For the PM, the cases against Zardari are all politically motivated – and somewhat misguided.
“He has got immunity. And he has not got immunity only in Pakistan, he has transnational immunity even all over the world,” he said.
Asked if he would rather resign for the sake of the president, Gilani said that, if he is convicted of contempt, he will automatically lose office, so there was no need for him to quit. “There’s no need to step down. If I’m convicted, then I’m not supposed to be a member of parliament.”
The premier is, however, confident in his legal team. “We have to think about the merits of this case. I appeared before the SC and my lawyer, one of the principal workers in the lawyers’ movement, is capable of handling the case. It would not happen as you have visualised,” he told Al Jazeera.
Gilani is sticking to the stance he has maintained throughout – that the letter cannot be written, but with the Supreme Court insisting it must be, indictment is inevitable.
This state of affairs differentiates him from his predecessors.
Pakistan Peoples Party (PPP) founder Zulfiqar Ali Bhutto was the first premier to face contempt proceedings, after he banned the Awami National Party (ANP) in 1974. The charge was dropped in 1976 due to the absence of proper evidence required for framing charges against Bhutto.
Years later, Pakistan Muslim League-Nawaz (PML-N) chief Nawaz Sharif faced contempt charges in 1997 over the appointment controversy of SC judges. The premier was eventually exonerated after he submitted an apology.

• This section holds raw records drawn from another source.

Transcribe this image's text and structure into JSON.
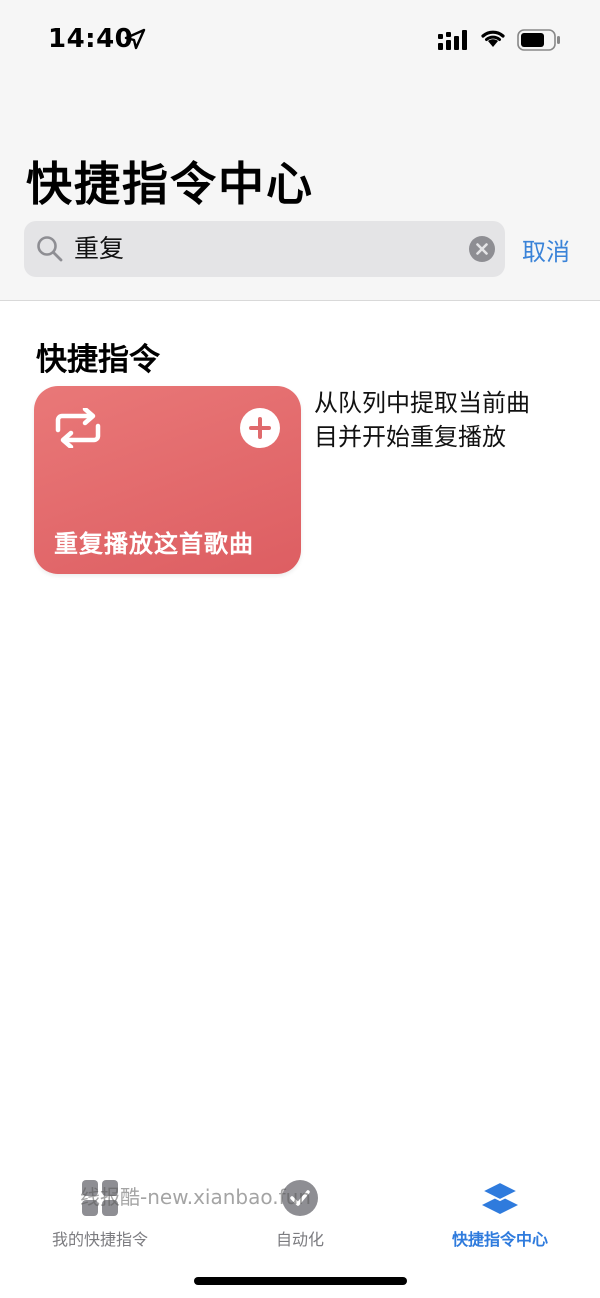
{
  "status_bar": {
    "time": "14:40"
  },
  "header": {
    "title": "快捷指令中心"
  },
  "search": {
    "value": "重复",
    "cancel_label": "取消"
  },
  "section": {
    "title": "快捷指令"
  },
  "shortcut": {
    "title": "重复播放这首歌曲",
    "description": "从队列中提取当前曲目并开始重复播放",
    "color": "#e06a6d",
    "icon": "repeat-icon"
  },
  "tabs": [
    {
      "label": "我的快捷指令",
      "icon": "grid-icon"
    },
    {
      "label": "自动化",
      "icon": "automation-check-icon"
    },
    {
      "label": "快捷指令中心",
      "icon": "layers-icon",
      "active": true
    }
  ],
  "watermark": {
    "text": "线报酷-new.xianbao.fun"
  },
  "colors": {
    "accent": "#3a83d8",
    "tab_active": "#2f7bdd"
  }
}
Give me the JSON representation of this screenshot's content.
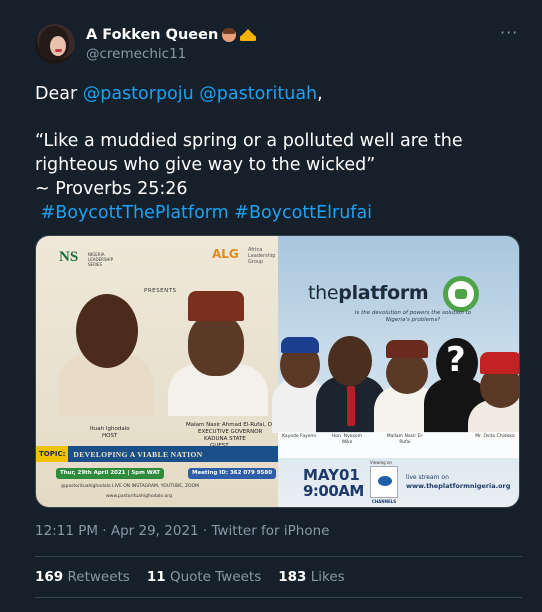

Gilani is the third PM to face contempt of court charges, this time for not implementing the apex court order on the controversial amnesty deal sponsored by former military dictator Gen (retd) Pervez Musharraf, the National Reconciliation Ordinance (NRO).
The court nullified the ordinance in December 2009 and the judgment has not been implemented, in letter and spirit, to date.
The SC had conveyed its message loud and clear earlier this week when it rejected an intra-court appeal from Gilani and directed him to appear in the court so that it could frame charges against him.
Legal wizards are not on the same page whether presidential immunity, under article 45 of the Constitution, can quash Gilani’s conviction and sentence as it did in the case of Sharif.
In Al Jazeera interview, the PM also denied that the army, or anyone else other than the government, was in charge of the country. “We are following the Constitution of the country. According to the Constitution, the chief executive is the ultimate authority. Therefore, if you think that someone is running the country unconstitutionally, you are wrong in that assumption.”
“At the moment, I have good relations with the military,” the PM added.
Other subjects were discussed, including drone attacks and the Osama bin Laded raid, with the PM reiterating his earlier positions, insisting that Pakistan had total sovereignty. The PM also strongly denied any government links to the Taliban, and said that the Council of Islamic Ideology would decide on revisions to the blasphemy law.
Published in The Express Tribune, February 13th, 2012.